Per capire come sia successo mi viene da citare le parole di Arrigo Cipriani, uomo che ha contribuito a un pezzo importante di storia dell’ospitalità italiana, proprietario del mitico Harry’s Bar di Venezia. Parole riportate in una intervista su Repubblica a fine estate 2020, dando vita all’ennesima discussione su cosa rappresenti di più l’Italia gastronomica.  Ristorante stellato o trattoria? “...si sono rincorse troppe mode che arrivavano da altre parti, ma erano mode, non era storia, non era cultura.”. Un lungo discorso di Cipriani che, secondo me, ha apice nel suo affermare che la trattoria è libertà, che le persone in trattoria si sentono più a loro agio, non obbligate a nulla, men che meno a sottoporsi a menù degustazione, men che meno a sottoporsi ad esperienze sensoriali più teatrali che mangerecce. 

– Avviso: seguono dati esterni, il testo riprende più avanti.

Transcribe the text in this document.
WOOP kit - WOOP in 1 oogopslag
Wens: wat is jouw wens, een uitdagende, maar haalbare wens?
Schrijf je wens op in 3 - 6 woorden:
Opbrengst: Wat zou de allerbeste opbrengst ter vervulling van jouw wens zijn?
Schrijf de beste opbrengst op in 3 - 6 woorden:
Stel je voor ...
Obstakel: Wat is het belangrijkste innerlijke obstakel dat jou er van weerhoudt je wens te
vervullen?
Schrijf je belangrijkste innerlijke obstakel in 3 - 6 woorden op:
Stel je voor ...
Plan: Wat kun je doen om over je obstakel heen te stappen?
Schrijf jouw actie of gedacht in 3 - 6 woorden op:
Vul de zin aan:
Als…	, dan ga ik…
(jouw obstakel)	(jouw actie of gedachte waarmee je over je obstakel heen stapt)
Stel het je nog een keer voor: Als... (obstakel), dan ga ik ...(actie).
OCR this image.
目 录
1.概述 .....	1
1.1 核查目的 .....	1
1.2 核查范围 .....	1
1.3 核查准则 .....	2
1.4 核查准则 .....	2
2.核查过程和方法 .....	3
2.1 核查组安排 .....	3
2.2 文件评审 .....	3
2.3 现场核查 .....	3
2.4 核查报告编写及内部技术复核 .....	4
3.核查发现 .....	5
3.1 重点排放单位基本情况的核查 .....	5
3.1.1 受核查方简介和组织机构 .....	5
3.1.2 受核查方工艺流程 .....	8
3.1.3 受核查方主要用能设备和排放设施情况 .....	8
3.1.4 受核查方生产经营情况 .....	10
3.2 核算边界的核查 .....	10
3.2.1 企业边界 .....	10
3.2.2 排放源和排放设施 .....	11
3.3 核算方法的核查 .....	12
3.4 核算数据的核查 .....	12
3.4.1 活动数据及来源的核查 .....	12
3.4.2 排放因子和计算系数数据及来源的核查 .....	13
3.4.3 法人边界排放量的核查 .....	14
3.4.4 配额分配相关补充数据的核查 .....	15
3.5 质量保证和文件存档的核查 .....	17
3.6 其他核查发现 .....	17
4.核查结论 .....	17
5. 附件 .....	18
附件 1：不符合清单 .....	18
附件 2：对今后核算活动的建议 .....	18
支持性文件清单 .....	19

Pensare che fino a qualche decennio fa ci fossero, nella sola Asti, una sessantina di osterie e trattorie, non può che stimolare rammarico. Luci di umanità che non hanno resistito. Evidenze di una città e di un territorio più poveri e più che logica motivazione di grande nostalgia. Nostalgia che mi ha toccato in un bel articolo nel numero ora in edicola di Astigiani, trimestrale di storia e storie che ogni volta prendo in mano aspiro e respiro, avido e stupito dal non vederlo in mano a qualunque astigiano, in qualunque casa, attività commerciale o sala d’attesa di Asti e dintorni. Articolo di valore, altamente in tema, trattato con parole evidentemente sentite, emozionate e aretoriche. Articolo carico di nostalgia per Rosalba Faussone e per la sua Trattoria del mercato e rammarico di bei valori diventati ricordi. Ricordi delle tante osterie e trattorie di cui era punteggiata Asti, con quella di Rosalba tra le ultime chiuse, nel 2000 quando fu demolito il basso fabbricato che la ospitava in piazza del Palio. Un pezzo di storia e di sana umanità dove si mangiavano trippa, merluzzo, fritto misto e agnolotti, dove Rosalba serviva i suoi piatti a scrittori come Luis Sepùlveda, che la citò in un suo racconto, con lo stesso sorriso concesso a chiunque. Rammarico nell’essere arrivato nei dintorni di Asti solo nel 2003.